The law would prevent any and all types of cash payments above AUD 10,000 without a cheque or a third party interference for due diligence and overview. Basically what the government wanted to implement was an even more centralised payment system in the country that would prevent pretty much any payment to go through without the government’s knowledge.
This naturally concerned the local crypto community, since the blockchain is basically based on that value alone, to be as decentralised as possible. Therefore there was some angst that the next target from the government would be restrictions on crypto transactions.
Thankfully though, the National Treasury’s announcement said that there would be some exclusions from the law, including digital currencies.
Why were cryptocurrencies excluded?
The memorandum that was released by the treasury says that cryptocurrencies represent only a small fraction of the Australian economy and the number of payments. Therefore it didn’t deem it absolutely necessary to place any kind of restrictions due to the risk of hurting the growing industry.

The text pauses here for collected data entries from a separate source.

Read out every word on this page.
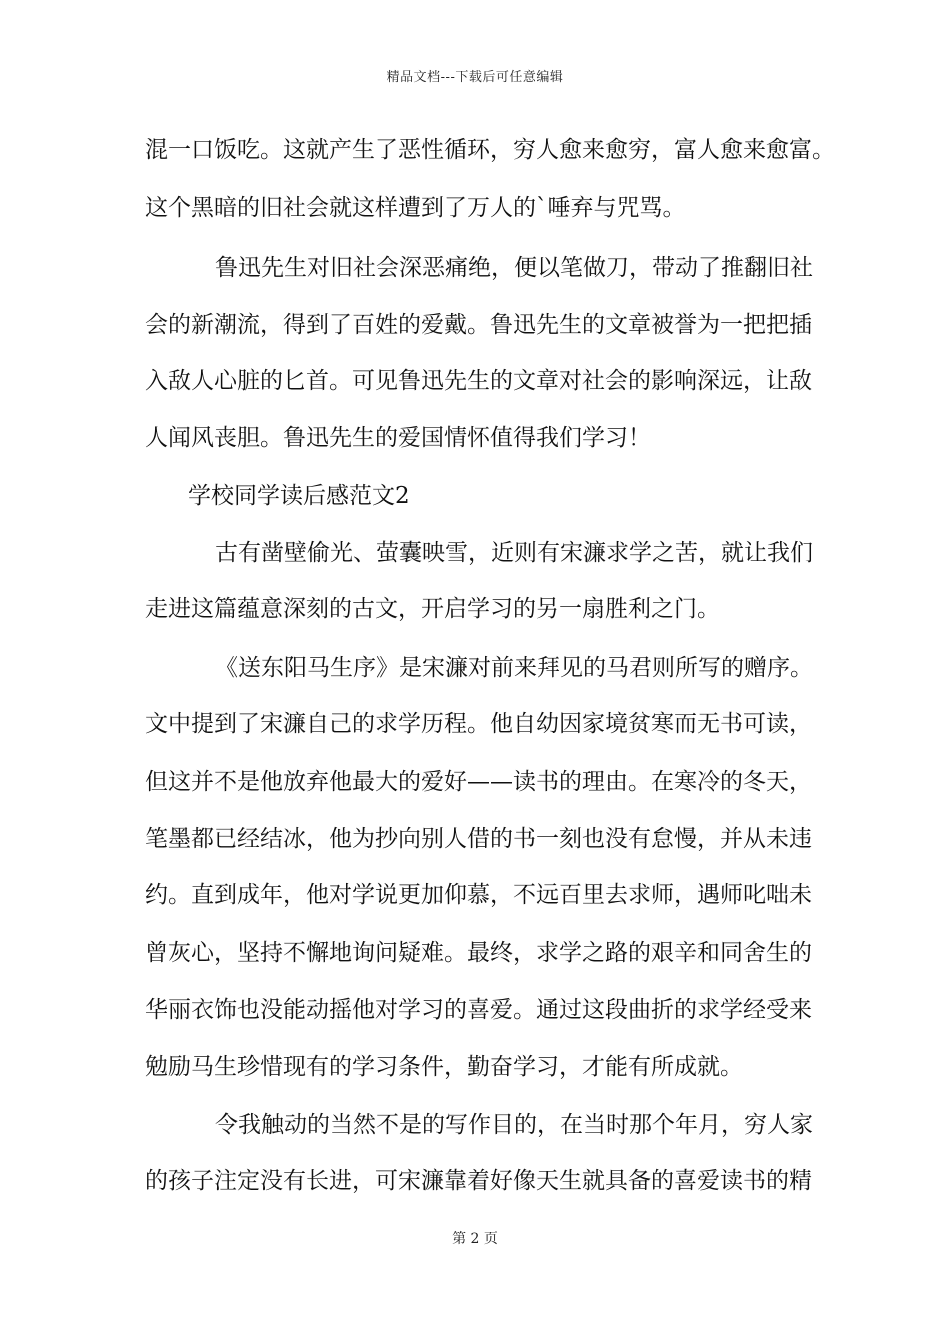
精品文档---下载后可任意编辑
混一口饭吃。这就产生了恶性循环，穷人愈来愈穷，富人愈来愈富。
这个黑暗的旧社会就这样遭到了万人的`唾弃与咒骂。
鲁迅先生对旧社会深恶痛绝，便以笔做刀，带动了推翻旧社
会的新潮流，得到了百姓的爱戴。鲁迅先生的文章被誉为一把把插
入敌人心脏的匕首。可见鲁迅先生的文章对社会的影响深远，让敌
人闻风丧胆。鲁迅先生的爱国情怀值得我们学习！
学校同学读后感范文2
古有凿壁偷光、萤囊映雪，近则有宋濂求学之苦，就让我们
走进这篇蕴意深刻的古文，开启学习的另一扇胜利之门。
《送东阳马生序》是宋濂对前来拜见的马君则所写的赠序。
文中提到了宋濂自己的求学历程。他自幼因家境贫寒而无书可读，
但这并不是他放弃他最大的爱好——读书的理由。在寒冷的冬天，
笔墨都已经结冰，他为抄向别人借的书一刻也没有怠慢，并从未违
约。直到成年，他对学说更加仰慕，不远百里去求师，遇师叱咄未
曾灰心，坚持不懈地询问疑难。最终，求学之路的艰辛和同舍生的
华丽衣饰也没能动摇他对学习的喜爱。通过这段曲折的求学经受来
勉励马生珍惜现有的学习条件，勤奋学习，才能有所成就。
令我触动的当然不是的写作目的，在当时那个年月，穷人家
的孩子注定没有长进，可宋濂靠着好像天生就具备的喜爱读书的精
第 2 页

Naturally, though, this was done simply because cryptos are only transacted through digital platforms, making it easier for the government to track them regardless if there is a cash cap or not.

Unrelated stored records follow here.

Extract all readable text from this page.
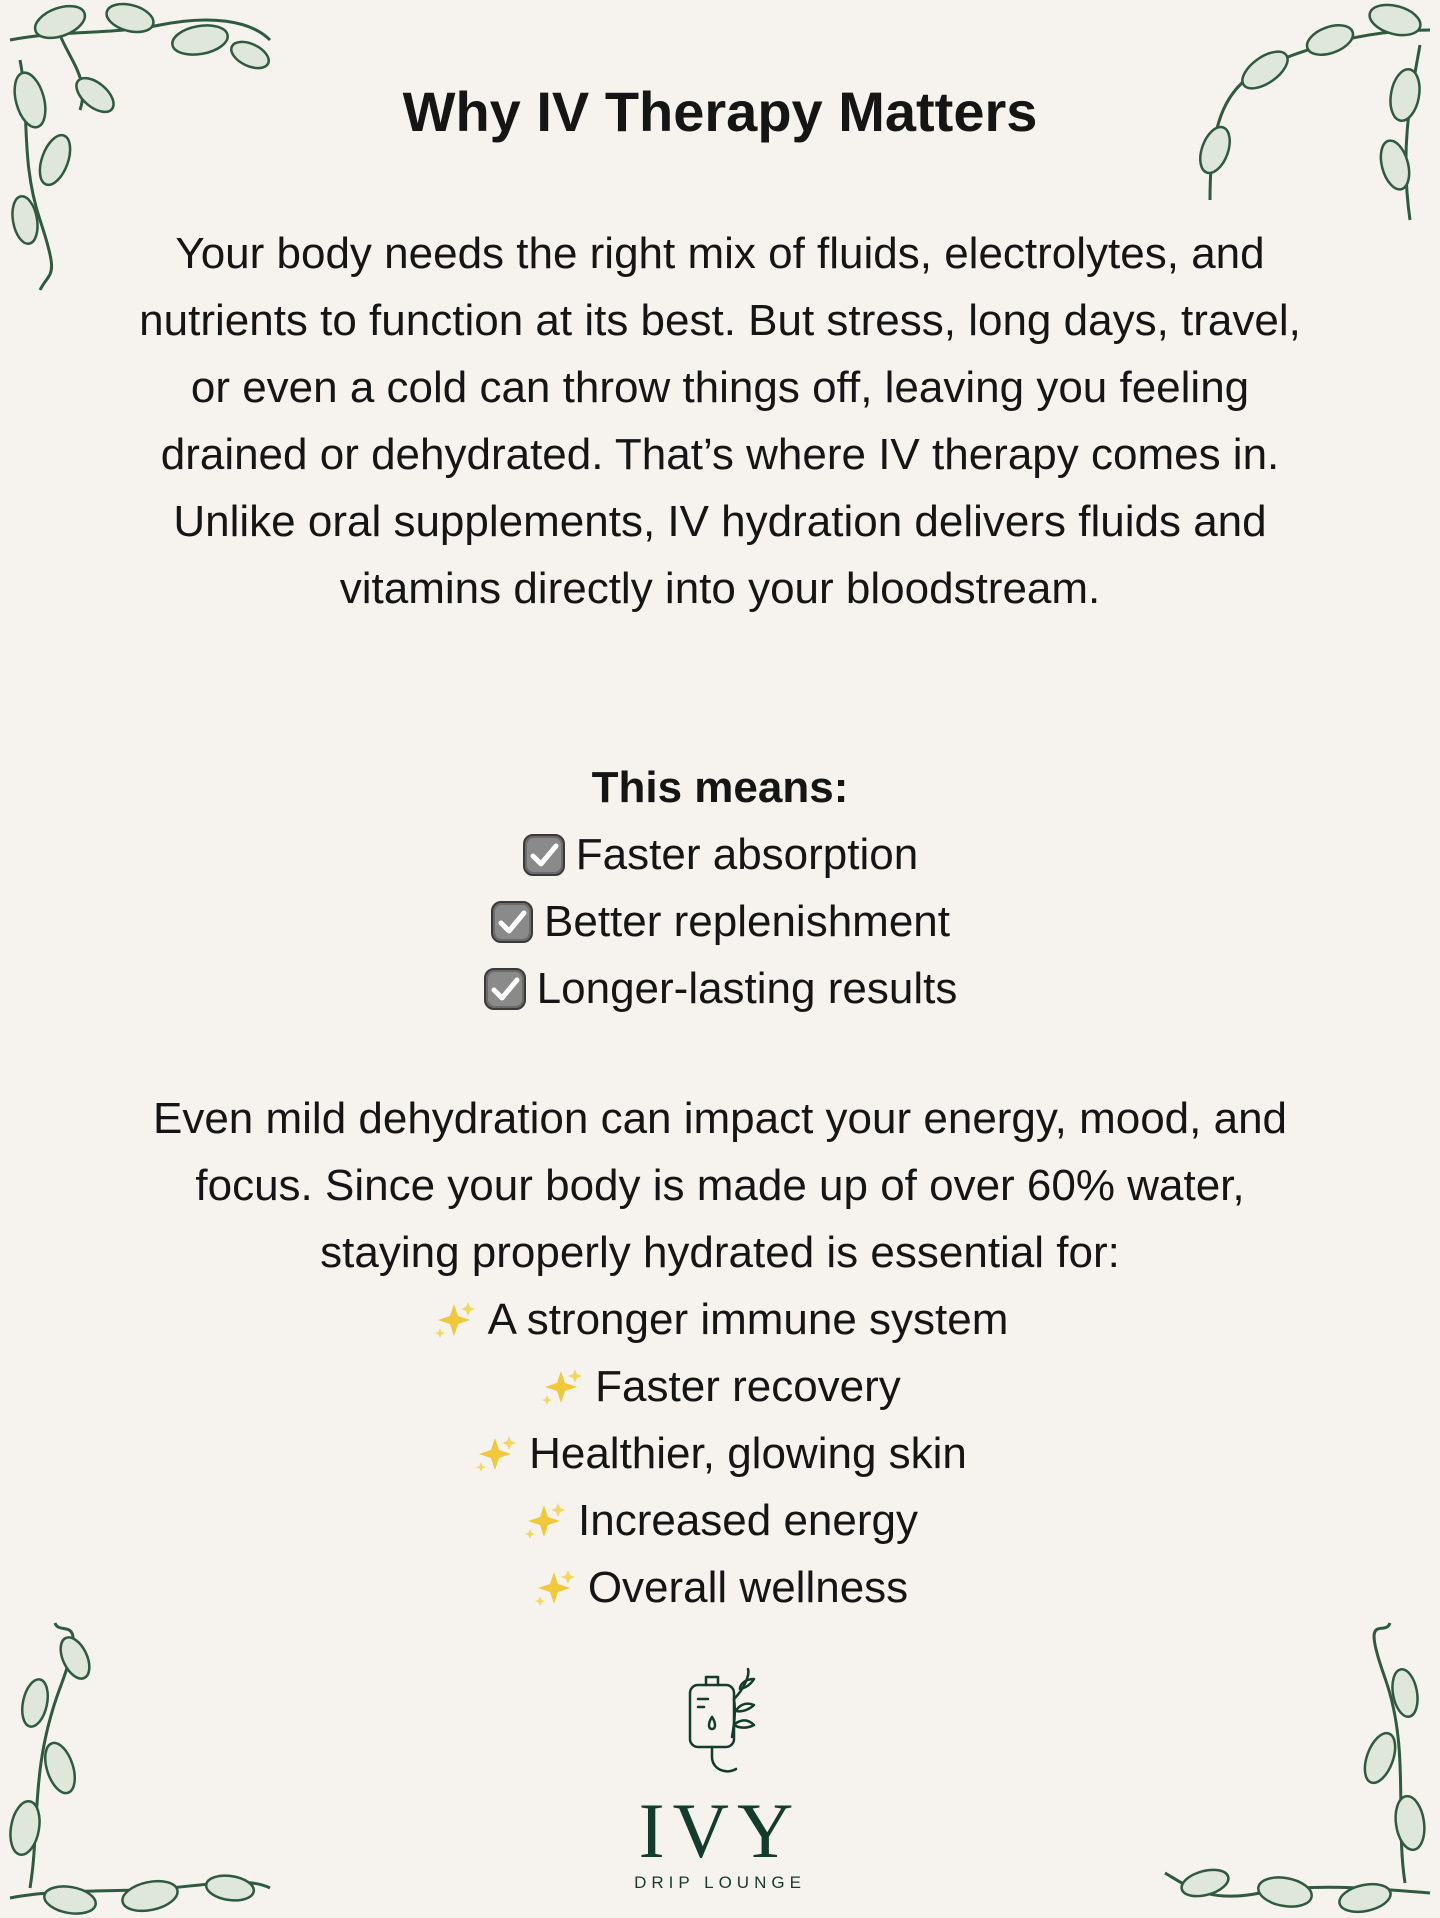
Why IV Therapy Matters

Your body needs the right mix of fluids, electrolytes, and nutrients to function at its best. But stress, long days, travel, or even a cold can throw things off, leaving you feeling drained or dehydrated. That’s where IV therapy comes in. Unlike oral supplements, IV hydration delivers fluids and vitamins directly into your bloodstream.

This means:
Faster absorption
Better replenishment
Longer-lasting results

Even mild dehydration can impact your energy, mood, and focus. Since your body is made up of over 60% water, staying properly hydrated is essential for:

A stronger immune system
Faster recovery
Healthier, glowing skin
Increased energy
Overall wellness
IVY
DRIP LOUNGE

Will the cash cap be beneficial for crypto?
Quoting Mark Belsey of Playamo Australia:
“Most of the crypto transactions that occur within the country have something to do with the gaming industry more or less. Judging by the fact that Australia has one of the largest population percentages that gamble on a daily basis, it’s easy to understand why some would switch to cryptocurrencies.”
Now though, as the cash payment will be receiving a cap of some sorts, it’s possible to have citizens deposit on these gaming platforms through cryptocurrencies and cash them out through third party payment providers or in cryptocurrencies once again.
Belsey also added:
“Every licensed company in Australia is aware of this possibility and would cooperate with the local authorities to prevent any type of money laundering cases occurring on gaming websites.”

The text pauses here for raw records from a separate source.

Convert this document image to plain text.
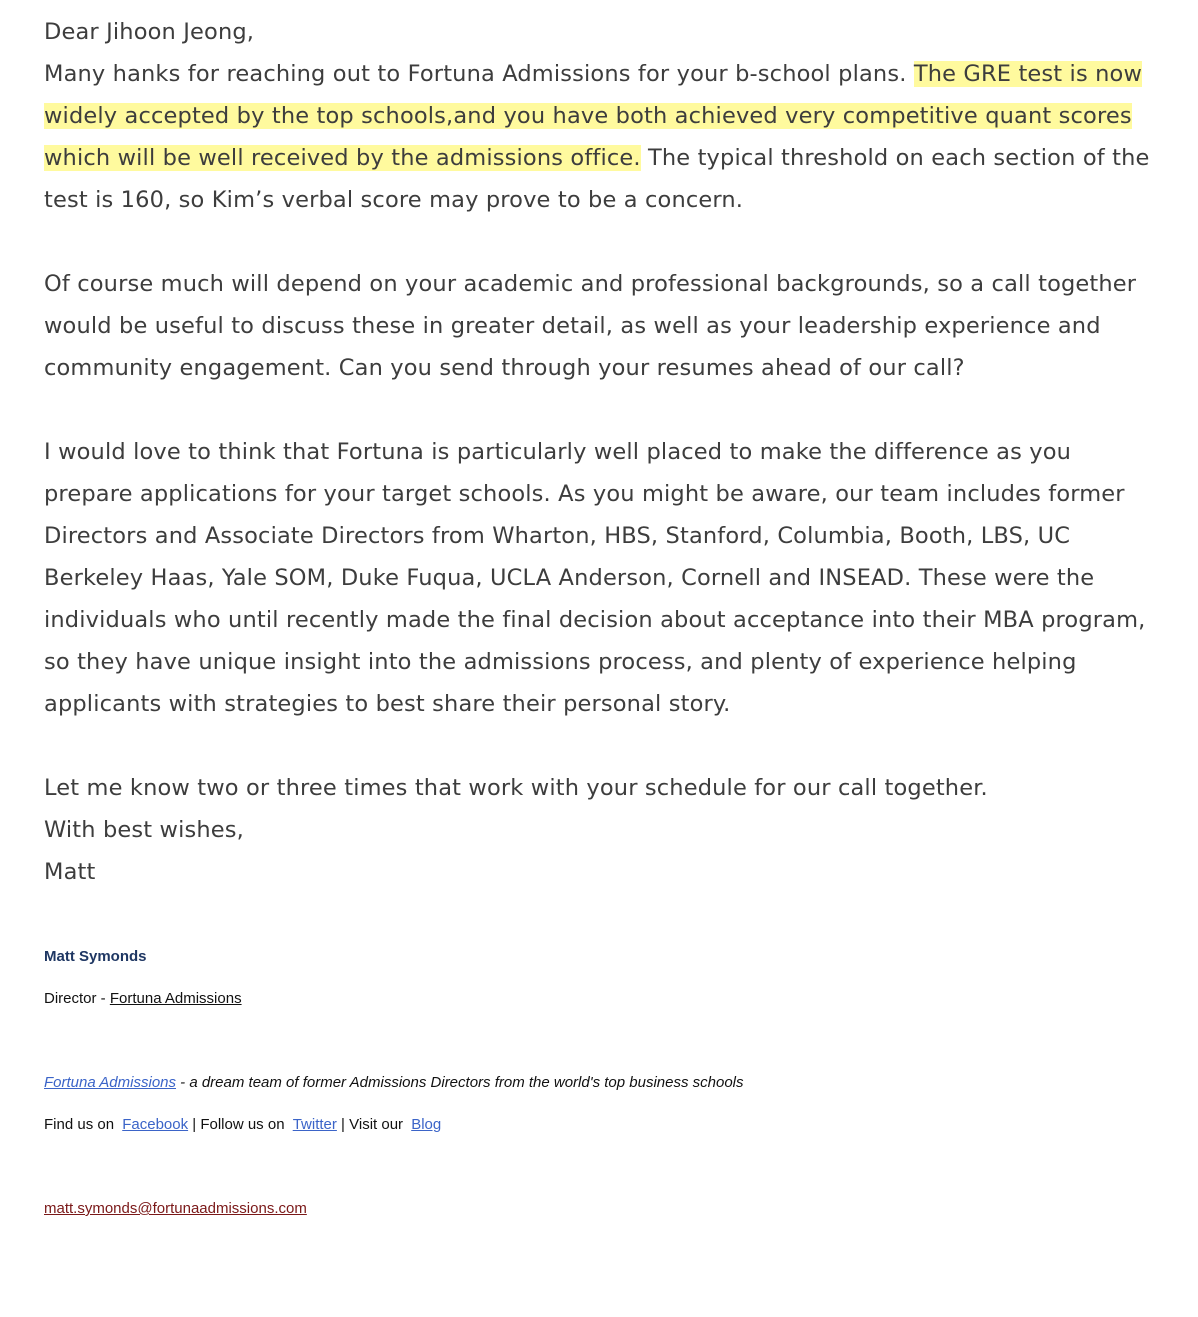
Dear Jihoon Jeong,

Many hanks for reaching out to Fortuna Admissions for your b-school plans. The GRE test is now widely accepted by the top schools,and you have both achieved very competitive quant scores which will be well received by the admissions office. The typical threshold on each section of the test is 160, so Kim’s verbal score may prove to be a concern.

Of course much will depend on your academic and professional backgrounds, so a call together would be useful to discuss these in greater detail, as well as your leadership experience and community engagement. Can you send through your resumes ahead of our call?

I would love to think that Fortuna is particularly well placed to make the difference as you prepare applications for your target schools. As you might be aware, our team includes former Directors and Associate Directors from Wharton, HBS, Stanford, Columbia, Booth, LBS, UC Berkeley Haas, Yale SOM, Duke Fuqua, UCLA Anderson, Cornell and INSEAD. These were the individuals who until recently made the final decision about acceptance into their MBA program, so they have unique insight into the admissions process, and plenty of experience helping applicants with strategies to best share their personal story.

Let me know two or three times that work with your schedule for our call together.

With best wishes,

Matt

Matt Symonds
Director - Fortuna Admissions
Fortuna Admissions - a dream team of former Admissions Directors from the world's top business schools
Find us on Facebook | Follow us on Twitter | Visit our Blog
matt.symonds@fortunaadmissions.com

However, the attempt to do so by many Australians is sure to have some kind of effect on the crypto market as potentially thousands of large investors will be piling in.
No matter how we look at it, that small percentage of the Australian economy that crypto occupy could expand to new proportions, ultimately forcing the government to re-think their decision.
What would happen if cryptocurrencies are included in the law?
As already mentioned the bill passed for banning cash payments above AUD 10,000 without the intervention of any third party companies such as banks that can provide a check and payment providers that can confirm the transaction’s legitimacy.
AUD 10,000 (USD 6,900) isn’t even equivalent to 1 BTC at current market price, which would naturally hinder the development of the crypto market in Australia.
However, at the moment of the exclusion, cryptocurencies seem to have landed on the good side of Australian lawmakers as the memorandum clearly states support and interest in blockchain.